I've seen a number of warnings against at mixing various species of Victorians to prevent hybridization.
I've never seen any such hybrids. Anyone here seen any?


----------



## DJRansome (Oct 29, 2005)

I think some believe many of the Victorians on the market are hybrids.


----------



## awanderingmoose (Aug 11, 2016)

Are you sure you've never seen hybrids? Many of the species look so similar, if you aren't getting the fish from a trusted breeder, how can you be certain?


----------



## samaki (Oct 25, 2002)

yeah plenty of them;; and many in the trade...


----------



## mbargas (Apr 19, 2009)

Well, maybe I have seen them without knowing. How about the Pundamilia 'red flank'. Is it a hybrid?


----------



## samaki (Oct 25, 2002)

Hi normally no but if yu have a pic that would be better or take a look at the profile section here to make the comparison  http://cichlid-forum.com/profiles/species.php?id=2612;; if the fish is similar so yu have good chances it's this species


----------



## mbargas (Apr 19, 2009)

samaki said:


> Hi normally no but if yu have a pic that would be better or take a look at the profile section here to make the comparison http://cichlid-forum.com/profiles/species.php?id=2612;; if the fish is similar so yu have good chances it's this species


Here is a pic of my more mature red flank.
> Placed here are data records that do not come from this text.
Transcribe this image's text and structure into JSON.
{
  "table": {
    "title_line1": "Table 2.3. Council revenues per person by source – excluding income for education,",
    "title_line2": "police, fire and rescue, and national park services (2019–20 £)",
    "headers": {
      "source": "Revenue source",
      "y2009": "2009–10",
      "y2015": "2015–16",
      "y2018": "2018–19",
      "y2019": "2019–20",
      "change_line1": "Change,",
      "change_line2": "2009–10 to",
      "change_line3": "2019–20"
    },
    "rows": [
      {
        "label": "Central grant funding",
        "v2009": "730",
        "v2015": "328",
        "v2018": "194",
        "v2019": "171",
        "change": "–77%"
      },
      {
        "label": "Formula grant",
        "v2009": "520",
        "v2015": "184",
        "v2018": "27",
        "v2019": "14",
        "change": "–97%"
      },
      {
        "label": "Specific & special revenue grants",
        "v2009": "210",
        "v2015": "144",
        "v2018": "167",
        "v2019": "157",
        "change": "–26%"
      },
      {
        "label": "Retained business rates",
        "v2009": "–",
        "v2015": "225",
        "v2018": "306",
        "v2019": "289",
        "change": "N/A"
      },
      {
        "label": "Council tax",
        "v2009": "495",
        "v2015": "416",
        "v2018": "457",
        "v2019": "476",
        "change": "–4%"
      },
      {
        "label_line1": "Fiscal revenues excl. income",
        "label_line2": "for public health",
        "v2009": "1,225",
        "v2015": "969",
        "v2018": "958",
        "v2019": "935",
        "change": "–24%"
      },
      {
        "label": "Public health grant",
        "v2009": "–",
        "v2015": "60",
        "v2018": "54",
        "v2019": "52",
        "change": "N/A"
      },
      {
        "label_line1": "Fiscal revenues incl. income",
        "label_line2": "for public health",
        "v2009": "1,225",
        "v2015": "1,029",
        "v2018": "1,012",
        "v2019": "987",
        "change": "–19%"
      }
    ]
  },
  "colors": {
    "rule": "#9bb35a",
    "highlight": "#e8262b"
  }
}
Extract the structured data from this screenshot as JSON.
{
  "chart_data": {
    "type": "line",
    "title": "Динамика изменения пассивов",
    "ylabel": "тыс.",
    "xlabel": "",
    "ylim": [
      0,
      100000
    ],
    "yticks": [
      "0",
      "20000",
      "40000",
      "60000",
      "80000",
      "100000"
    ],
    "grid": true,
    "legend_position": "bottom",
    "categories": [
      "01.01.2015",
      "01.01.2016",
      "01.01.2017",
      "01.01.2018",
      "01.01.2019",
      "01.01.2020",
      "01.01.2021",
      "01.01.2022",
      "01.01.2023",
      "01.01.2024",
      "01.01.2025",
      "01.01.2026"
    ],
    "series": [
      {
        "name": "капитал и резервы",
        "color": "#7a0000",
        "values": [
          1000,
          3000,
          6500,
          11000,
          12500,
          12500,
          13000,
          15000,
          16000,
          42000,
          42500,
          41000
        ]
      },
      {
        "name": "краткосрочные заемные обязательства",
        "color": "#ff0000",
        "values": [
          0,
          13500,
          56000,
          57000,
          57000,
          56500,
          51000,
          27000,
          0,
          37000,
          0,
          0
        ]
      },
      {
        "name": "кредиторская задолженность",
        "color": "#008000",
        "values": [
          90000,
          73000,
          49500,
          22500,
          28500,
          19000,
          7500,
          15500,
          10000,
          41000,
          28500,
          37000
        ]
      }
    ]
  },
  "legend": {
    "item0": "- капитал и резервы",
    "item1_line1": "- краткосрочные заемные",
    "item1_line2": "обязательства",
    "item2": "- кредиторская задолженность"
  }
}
It is the most dominant fish in the tank:


----------



## samaki (Oct 25, 2002)

Hi yur fish seems strange for a red flank, Im' not sure this is a good strain, and yu better avoid keeping it with nyererei or other pundamilia species


----------



## mbargas (Apr 19, 2009)

samaki said:


> Hi yur fish seems strange for a red flank


Do you think that it is a hybrid?

Red Flank X Thickskin?


----------



## mbargas (Apr 19, 2009)

Here is the link to where I got it:

http://www.ebay.com/itm/222101368278?_t ... EBIDX%3AIT

Much more redness than mine


----------



## samaki (Oct 25, 2002)

Hi I've looked at the link and thi sailor is unaware of hybrids as he sold a hybrid nyererei sp44 for a sp44.. not a reliable vendor.


----------